The Swaziland Nazarene Health Institution has clinics, which emerged from the missionaries who came with a triangle approach treating patients, preaching the gospel and educating people. The first clinics that started rendering services at a small scale were Pigg’s Peak in 1933, Siteki in 1936 and Endzingeni in 1940. The services were rendered only to people that were staying around the Mission such as Missionaries, Pastors and Teachers. Later there was a felt need to extend the services to the Swazi Community outside the mission stations.

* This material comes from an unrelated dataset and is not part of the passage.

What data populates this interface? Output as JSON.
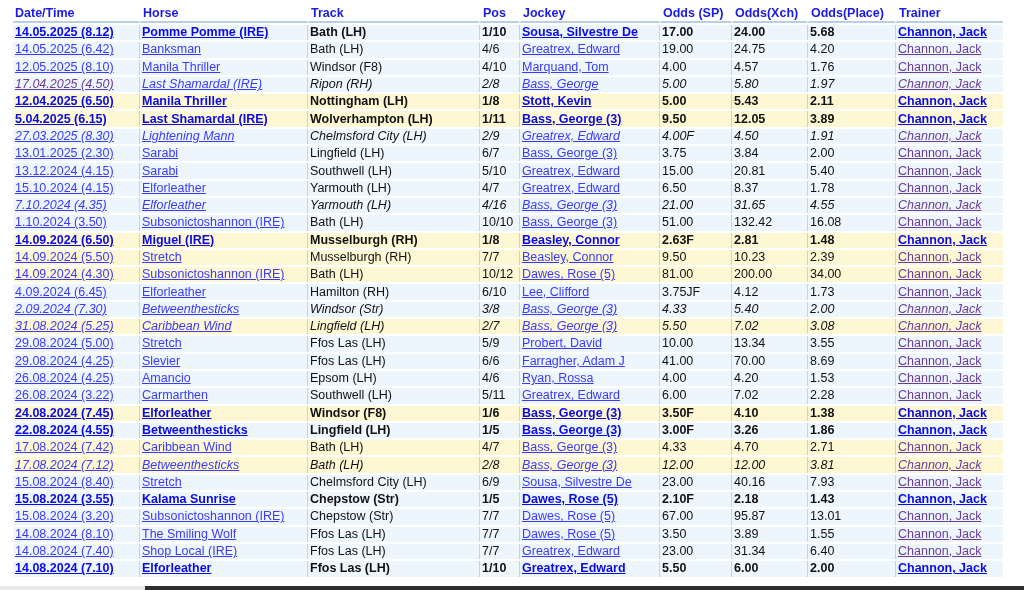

Mliba clinic was built out of stones and became the first rural clinic in 1943 to serve the community due to an outbreak of malaria. Presently there are seventeen clinics operating in the four regions of the country and one stand alone VCT clinic at Shewula clinic. This SNHI arm serves a total population of approximately 301,248 people within its catchment areas. The institution is guided by its vision that seeks to ensure that services offered are of high quality, accessible, affordable and equitable to all clients in the communities. Swaziland Nazarene Community Health Services endeavours to provide comprehensive and high quality, preventive, promotive, curative and rehabilitative vhealth services to individuals, families/groups and communities through utilisation of the
Primary Health Care (PHC) approach grounded in the philosophy of the Ministry of Health. The services rendered by the clinics form an integral part of the National Health Care System.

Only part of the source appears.